Already there is talk of a possible return to the frontline of singles action in the US Open in August – the venue where Murray claimed the first of his three career Grand Slams, in 2012.
It has been the theme of modern tennis – the career longevity of the very best players, and in particular the dominant group of Nadal, Djokovic and Federer. Age does not wither them.
But both Lopez and Simon proved that even those below the upper echelons of the game have much to teach the pretenders.
Nowhere was that more in evidence than in Saturday’s semi-finals day.
The week had been dominated by the brilliance of 18-year-old Felix Auger-Aliassime, who has burst onto the scene to rise into the top 20 rankings after reaching three ATP finals.

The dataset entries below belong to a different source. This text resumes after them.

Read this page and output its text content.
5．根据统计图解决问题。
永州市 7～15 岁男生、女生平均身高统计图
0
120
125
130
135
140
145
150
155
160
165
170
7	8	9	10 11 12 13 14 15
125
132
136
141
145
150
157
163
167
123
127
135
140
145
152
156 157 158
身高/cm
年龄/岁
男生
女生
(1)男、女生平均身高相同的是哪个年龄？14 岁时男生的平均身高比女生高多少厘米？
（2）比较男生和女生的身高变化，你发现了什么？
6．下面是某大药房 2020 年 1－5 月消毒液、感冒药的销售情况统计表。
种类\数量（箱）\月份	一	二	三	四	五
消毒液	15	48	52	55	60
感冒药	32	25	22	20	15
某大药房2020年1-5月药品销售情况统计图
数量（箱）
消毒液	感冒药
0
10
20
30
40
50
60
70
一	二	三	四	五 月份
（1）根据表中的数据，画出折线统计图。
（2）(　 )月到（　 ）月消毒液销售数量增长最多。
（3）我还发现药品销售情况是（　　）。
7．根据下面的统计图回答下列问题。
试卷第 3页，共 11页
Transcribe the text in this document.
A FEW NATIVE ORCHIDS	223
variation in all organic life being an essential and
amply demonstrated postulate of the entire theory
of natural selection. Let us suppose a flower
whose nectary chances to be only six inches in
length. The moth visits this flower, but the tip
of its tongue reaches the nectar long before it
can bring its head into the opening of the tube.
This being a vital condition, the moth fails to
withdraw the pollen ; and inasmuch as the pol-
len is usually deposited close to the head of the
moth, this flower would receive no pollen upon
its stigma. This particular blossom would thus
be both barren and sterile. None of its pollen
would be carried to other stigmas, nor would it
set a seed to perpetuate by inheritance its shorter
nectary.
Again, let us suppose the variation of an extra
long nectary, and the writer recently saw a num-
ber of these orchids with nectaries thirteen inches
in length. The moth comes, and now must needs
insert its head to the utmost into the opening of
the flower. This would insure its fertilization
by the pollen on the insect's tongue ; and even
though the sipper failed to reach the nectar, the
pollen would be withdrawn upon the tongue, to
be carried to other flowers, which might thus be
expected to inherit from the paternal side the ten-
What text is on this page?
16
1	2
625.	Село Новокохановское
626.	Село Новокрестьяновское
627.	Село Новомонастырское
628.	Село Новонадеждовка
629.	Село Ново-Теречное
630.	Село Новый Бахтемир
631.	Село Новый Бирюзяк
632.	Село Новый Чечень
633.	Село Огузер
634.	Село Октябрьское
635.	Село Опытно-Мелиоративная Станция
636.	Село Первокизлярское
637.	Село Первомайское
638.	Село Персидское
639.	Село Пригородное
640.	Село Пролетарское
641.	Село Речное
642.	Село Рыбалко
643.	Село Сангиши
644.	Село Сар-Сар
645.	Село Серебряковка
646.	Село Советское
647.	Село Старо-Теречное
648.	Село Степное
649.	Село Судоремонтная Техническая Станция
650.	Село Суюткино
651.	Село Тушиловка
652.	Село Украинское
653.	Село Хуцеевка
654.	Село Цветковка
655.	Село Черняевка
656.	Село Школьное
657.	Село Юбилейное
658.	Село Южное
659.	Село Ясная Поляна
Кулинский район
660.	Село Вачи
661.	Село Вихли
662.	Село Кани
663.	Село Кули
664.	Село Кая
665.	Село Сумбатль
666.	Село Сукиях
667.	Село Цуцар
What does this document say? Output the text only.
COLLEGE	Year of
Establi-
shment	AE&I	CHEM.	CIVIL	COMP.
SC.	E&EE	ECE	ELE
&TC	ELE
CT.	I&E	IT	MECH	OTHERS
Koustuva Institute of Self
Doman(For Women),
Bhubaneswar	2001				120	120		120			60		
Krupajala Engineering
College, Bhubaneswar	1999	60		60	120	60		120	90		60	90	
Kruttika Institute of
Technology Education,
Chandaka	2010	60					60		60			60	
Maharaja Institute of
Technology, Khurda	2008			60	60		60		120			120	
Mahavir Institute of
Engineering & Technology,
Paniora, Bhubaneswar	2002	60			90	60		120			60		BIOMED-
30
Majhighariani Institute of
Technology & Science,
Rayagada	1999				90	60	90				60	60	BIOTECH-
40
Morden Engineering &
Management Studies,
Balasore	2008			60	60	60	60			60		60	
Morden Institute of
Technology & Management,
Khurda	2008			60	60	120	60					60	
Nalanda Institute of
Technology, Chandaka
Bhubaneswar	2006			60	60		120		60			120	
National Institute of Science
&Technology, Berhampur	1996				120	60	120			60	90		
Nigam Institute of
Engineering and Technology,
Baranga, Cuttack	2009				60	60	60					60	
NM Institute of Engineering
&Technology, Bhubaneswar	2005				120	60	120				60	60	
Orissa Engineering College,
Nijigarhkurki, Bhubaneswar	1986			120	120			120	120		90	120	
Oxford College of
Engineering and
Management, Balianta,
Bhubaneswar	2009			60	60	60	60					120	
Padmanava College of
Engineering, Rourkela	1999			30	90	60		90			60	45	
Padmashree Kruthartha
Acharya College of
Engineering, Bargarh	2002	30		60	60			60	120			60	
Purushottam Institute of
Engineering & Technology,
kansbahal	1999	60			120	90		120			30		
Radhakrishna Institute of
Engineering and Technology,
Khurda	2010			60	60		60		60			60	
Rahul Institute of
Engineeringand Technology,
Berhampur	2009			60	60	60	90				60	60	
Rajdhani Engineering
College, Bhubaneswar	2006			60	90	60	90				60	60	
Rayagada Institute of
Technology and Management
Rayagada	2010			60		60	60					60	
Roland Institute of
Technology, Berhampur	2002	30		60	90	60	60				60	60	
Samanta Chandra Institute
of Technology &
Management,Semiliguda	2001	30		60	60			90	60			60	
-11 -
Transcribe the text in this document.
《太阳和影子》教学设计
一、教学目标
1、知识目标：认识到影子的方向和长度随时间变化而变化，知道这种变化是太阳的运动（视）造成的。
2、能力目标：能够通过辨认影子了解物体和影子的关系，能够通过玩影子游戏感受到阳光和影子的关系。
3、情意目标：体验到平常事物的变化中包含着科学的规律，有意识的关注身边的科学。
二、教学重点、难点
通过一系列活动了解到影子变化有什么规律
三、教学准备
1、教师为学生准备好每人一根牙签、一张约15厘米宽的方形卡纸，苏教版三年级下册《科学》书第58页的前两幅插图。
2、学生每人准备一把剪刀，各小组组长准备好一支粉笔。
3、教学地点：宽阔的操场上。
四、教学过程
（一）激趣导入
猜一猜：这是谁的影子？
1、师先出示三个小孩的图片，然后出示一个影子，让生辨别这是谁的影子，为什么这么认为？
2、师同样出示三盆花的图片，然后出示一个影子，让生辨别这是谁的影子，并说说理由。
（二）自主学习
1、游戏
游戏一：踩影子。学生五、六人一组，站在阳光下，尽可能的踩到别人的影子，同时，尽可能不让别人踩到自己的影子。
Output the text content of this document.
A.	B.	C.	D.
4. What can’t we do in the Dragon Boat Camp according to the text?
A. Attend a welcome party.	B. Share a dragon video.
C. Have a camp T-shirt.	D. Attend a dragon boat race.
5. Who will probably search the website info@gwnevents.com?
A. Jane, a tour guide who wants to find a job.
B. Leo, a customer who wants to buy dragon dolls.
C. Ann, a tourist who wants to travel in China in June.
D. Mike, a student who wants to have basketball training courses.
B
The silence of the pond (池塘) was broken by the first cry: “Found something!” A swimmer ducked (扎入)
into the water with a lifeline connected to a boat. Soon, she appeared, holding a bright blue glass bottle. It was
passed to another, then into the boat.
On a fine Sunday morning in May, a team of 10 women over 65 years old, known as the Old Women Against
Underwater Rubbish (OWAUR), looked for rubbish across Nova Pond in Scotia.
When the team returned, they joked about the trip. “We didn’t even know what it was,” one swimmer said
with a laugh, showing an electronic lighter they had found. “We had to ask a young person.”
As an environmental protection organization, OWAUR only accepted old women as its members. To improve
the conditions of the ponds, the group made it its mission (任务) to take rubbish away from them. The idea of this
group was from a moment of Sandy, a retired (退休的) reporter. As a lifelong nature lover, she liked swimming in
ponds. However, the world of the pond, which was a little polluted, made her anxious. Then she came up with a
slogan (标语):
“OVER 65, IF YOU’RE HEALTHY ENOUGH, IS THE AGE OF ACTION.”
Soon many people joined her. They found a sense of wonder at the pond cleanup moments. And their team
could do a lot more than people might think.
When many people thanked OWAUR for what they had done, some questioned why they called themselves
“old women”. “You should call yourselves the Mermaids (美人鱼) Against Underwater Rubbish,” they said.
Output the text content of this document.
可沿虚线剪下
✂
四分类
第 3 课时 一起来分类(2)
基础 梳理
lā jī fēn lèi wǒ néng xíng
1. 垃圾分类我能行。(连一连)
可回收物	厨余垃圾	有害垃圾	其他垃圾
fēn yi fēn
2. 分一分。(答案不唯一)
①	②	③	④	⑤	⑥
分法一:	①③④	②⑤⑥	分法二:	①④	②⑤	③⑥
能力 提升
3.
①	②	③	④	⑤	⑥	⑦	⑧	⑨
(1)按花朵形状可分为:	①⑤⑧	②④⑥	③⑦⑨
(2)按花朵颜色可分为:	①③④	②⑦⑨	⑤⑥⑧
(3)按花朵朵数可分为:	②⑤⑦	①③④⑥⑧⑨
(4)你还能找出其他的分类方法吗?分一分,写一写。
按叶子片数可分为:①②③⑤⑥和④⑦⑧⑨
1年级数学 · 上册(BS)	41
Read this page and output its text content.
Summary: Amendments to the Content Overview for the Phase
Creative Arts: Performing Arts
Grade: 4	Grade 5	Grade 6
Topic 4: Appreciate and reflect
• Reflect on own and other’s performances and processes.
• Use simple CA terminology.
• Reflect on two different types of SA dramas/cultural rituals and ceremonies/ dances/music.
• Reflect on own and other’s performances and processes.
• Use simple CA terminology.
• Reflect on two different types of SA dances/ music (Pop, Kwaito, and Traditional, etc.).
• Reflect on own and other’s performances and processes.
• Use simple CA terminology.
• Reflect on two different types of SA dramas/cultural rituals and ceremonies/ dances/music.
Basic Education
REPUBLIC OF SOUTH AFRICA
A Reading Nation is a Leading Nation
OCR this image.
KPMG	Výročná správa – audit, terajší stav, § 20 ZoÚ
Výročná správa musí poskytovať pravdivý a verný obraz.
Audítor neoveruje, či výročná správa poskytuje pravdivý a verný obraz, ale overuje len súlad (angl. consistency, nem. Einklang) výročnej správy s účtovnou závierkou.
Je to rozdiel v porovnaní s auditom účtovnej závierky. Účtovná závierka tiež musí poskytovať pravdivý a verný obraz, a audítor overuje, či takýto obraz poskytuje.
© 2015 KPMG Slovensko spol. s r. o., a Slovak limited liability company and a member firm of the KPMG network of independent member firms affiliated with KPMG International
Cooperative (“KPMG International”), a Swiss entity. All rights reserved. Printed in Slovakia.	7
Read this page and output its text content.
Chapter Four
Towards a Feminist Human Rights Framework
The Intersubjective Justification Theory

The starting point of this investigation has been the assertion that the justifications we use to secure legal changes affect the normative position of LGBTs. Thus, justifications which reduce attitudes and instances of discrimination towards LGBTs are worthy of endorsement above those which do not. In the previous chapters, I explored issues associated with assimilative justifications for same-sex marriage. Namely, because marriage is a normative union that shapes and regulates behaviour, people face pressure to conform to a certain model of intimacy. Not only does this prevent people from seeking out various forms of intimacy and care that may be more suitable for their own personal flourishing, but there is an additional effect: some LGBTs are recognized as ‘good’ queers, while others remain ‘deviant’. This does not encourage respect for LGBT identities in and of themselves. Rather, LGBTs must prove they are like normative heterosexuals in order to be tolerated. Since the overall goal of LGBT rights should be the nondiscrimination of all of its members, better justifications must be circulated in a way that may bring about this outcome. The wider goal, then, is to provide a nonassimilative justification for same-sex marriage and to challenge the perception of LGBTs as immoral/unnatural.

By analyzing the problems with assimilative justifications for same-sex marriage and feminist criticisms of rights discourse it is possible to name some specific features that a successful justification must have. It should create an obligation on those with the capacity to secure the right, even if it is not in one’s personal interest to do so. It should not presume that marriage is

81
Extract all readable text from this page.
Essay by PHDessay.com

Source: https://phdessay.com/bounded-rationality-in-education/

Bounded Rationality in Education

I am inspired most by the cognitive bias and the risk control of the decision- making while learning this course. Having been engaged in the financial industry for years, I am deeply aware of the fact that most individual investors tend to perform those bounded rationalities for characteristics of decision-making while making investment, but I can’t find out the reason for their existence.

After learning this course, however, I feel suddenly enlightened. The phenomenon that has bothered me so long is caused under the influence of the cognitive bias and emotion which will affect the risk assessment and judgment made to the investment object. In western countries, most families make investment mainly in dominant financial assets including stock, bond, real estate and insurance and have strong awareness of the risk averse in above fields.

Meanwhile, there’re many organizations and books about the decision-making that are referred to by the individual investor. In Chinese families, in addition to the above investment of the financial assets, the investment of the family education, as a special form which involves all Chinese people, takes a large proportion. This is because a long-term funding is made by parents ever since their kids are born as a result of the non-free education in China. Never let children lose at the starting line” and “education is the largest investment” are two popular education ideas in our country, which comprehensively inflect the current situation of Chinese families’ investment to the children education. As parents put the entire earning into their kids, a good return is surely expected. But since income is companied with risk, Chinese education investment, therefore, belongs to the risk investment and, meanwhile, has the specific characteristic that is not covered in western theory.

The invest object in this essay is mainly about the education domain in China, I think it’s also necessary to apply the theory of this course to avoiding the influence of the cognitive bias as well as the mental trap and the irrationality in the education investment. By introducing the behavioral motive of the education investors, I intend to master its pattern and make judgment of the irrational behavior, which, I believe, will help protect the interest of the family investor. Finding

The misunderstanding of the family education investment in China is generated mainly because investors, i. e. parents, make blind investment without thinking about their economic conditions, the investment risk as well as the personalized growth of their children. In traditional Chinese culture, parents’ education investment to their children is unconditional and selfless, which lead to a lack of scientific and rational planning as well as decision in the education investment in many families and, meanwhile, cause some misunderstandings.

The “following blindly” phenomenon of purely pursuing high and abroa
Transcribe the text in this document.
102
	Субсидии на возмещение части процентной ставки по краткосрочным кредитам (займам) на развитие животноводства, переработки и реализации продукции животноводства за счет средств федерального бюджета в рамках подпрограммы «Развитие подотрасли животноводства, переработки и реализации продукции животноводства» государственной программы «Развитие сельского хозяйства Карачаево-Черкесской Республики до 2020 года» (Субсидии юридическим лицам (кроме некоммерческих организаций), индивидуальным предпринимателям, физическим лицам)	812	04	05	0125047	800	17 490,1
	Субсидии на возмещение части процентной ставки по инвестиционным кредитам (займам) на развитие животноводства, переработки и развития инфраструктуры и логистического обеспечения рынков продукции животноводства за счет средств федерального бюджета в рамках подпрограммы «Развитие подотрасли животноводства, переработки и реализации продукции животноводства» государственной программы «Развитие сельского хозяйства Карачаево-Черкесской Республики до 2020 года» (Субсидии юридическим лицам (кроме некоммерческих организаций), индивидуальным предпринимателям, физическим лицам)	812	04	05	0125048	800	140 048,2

In despatching Grigor Dimitrov and Nick Kyrgios in one afternoon, he underlined his incredible talent and temperament, especially when it came to facing break-points and dealing with moddy, distracting opponents like the Aussie Kyrgios.
But Lopez found a way of unsettling him. The Spaniard’s superior know-how, especially on grass, enabled him to mix it up and offer problems and pressures the young Canadian had not faced before.
Slowly but surely, his game unravelled and the accuracy and concentration which had underpinned a valiant campaign deserted him. He will come good in the long run. That much seems certain. But for now, there are still some very clever operators he has to learn from.
For Lopez, it was a second Queen’s title following his win against Marin Cilic two summers ago.
And what of Simon? He was more than a footnote. He saw off another of the younger guns in his semi-final, the 23-year-old Russian Daniil Medvedev, in another long match – prolonged because both players were welded to the baseline and engaged in one exhausting rally after another. One of them lasted 49 shots in a contest which went on for more than two and a half hours.
But that was nothing compared to the previous round for Simon, when he took part in the longest singles match recorded at Queen’s against compatriot Nicolas Mahut. Their three setter went on for three hours and 21 minutes.
Mahut, like Lopez, is 37. This current breed of elite tennis player clearly doesn’t run out of energy – or skills – when entering the supposed twilight of a career.